AWS Hosting connection can be made in two ways.
- By Creating an IAM User with the permissions mentioned in Citrix Article*
- By assigning a policy to Cloud connectors and make cloud connectors as the authentication bridge between Citrix Cloud and AWS environment.
1.By Creating an IAM User with Permissions
Create AWS Policy and attach to user
The Citrix Article CTX298292 mentioned about the minimum IAM permissions required to create a hosting connection. Unfortunately, this is not a comprehensive list. The MCS creation will fail if your images are encrypted as the article is not talking about the permissions required to encrypt, re-encrypt and decrypt the AMS KMS keys. Please add the below permissions as well to the list inorder to complete your IAM permission.
"kms:Decrypt", "kms:Encrypt", "kms:RevokeGrant", "kms:GenerateDataKey", "kms:GenerateDataKeyWithoutPlaintext", "kms:DescribeKey", "kms:CreateGrant", "kms:ListGrants"
Navigate to IAM–> Policies.
Click on “create policy” to create a new policy
In the create new policy page, click on JSON and copy the permissions mentioned in the Citrix Article+ the KMS ones provided in the article.
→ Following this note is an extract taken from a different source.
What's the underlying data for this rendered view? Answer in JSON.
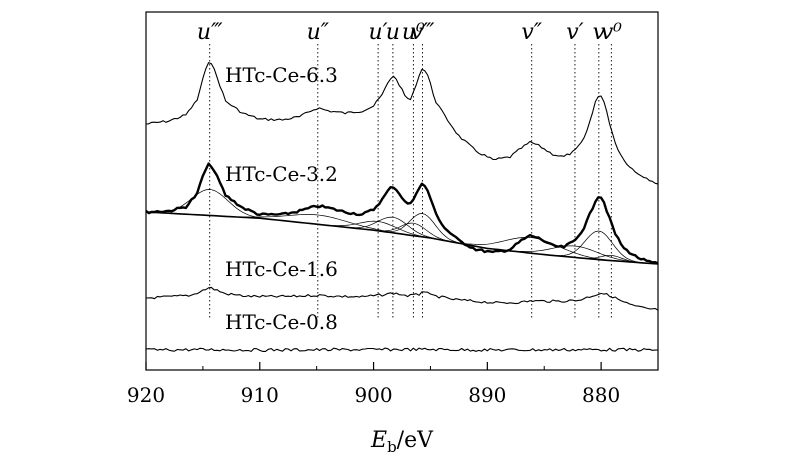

Once done, click on Next to add AWS Tags for your Policy. Click next to review and create the AWS policy.
Once the policy is created, click on the policy and go to policy usage, click on Attach to attach the user(service account) created for the Citrix hosting connection creation.
Create Hosting connection in Citrix
The next step is to create the hosting connection using the newly created service account. Navigate to Citrix Cloud–> Virtual apps and desktops–>Manage. Click on Hosting and click on “Add connection and resources”.
The new hosting connection wizard will appear, select the connection type as Amazon EC2. Give the API key and secret obtained while creating the AWS user account. Select the zone and click on Next, follow the wizard to add networks and VM location.
2. Using Cloud Connector Roles
Citrix has enabled role-based authentication when creating a host connection for MCS provisioning in AWS. An IAM role associated with a Cloud Connector on an EC2 instance can now be used in the place of a user’s secret key and API key, enabling increased security, delegated administrative rights, and PKI-based environments with temporary credentials and session tokens.
Create a new Role in AWS
Navigate to IAM–>Roles. Click on Create Role.
Select type of trusted entity as “AWS Service” –> EC2.
Click on next and select the permissions you created.
Refer “Create AWS Policy and attach to user” ,click Next.
Click on review and complete.
Assign the role to Cloud Connector servers
Navigate to EC2, Click on “Cloud connector” server. Click on actions–> instance settings –> “Attach/replace IAM Role”.
Create Hosting Connection in Citrix
Navigate to Citrix Cloud–> Virtual apps and desktops–>Manage. Click on Hosting and click on “Add connection and resources”. The new hosting connection wizard will appear, select the connection type as Amazon EC2. Provide “role_based_auth” for both the API Key and Secret Key fields.
Follow the wizard to provide the VM location and network.
Hope this blog is useful to you all. Will come back with a new blog soon.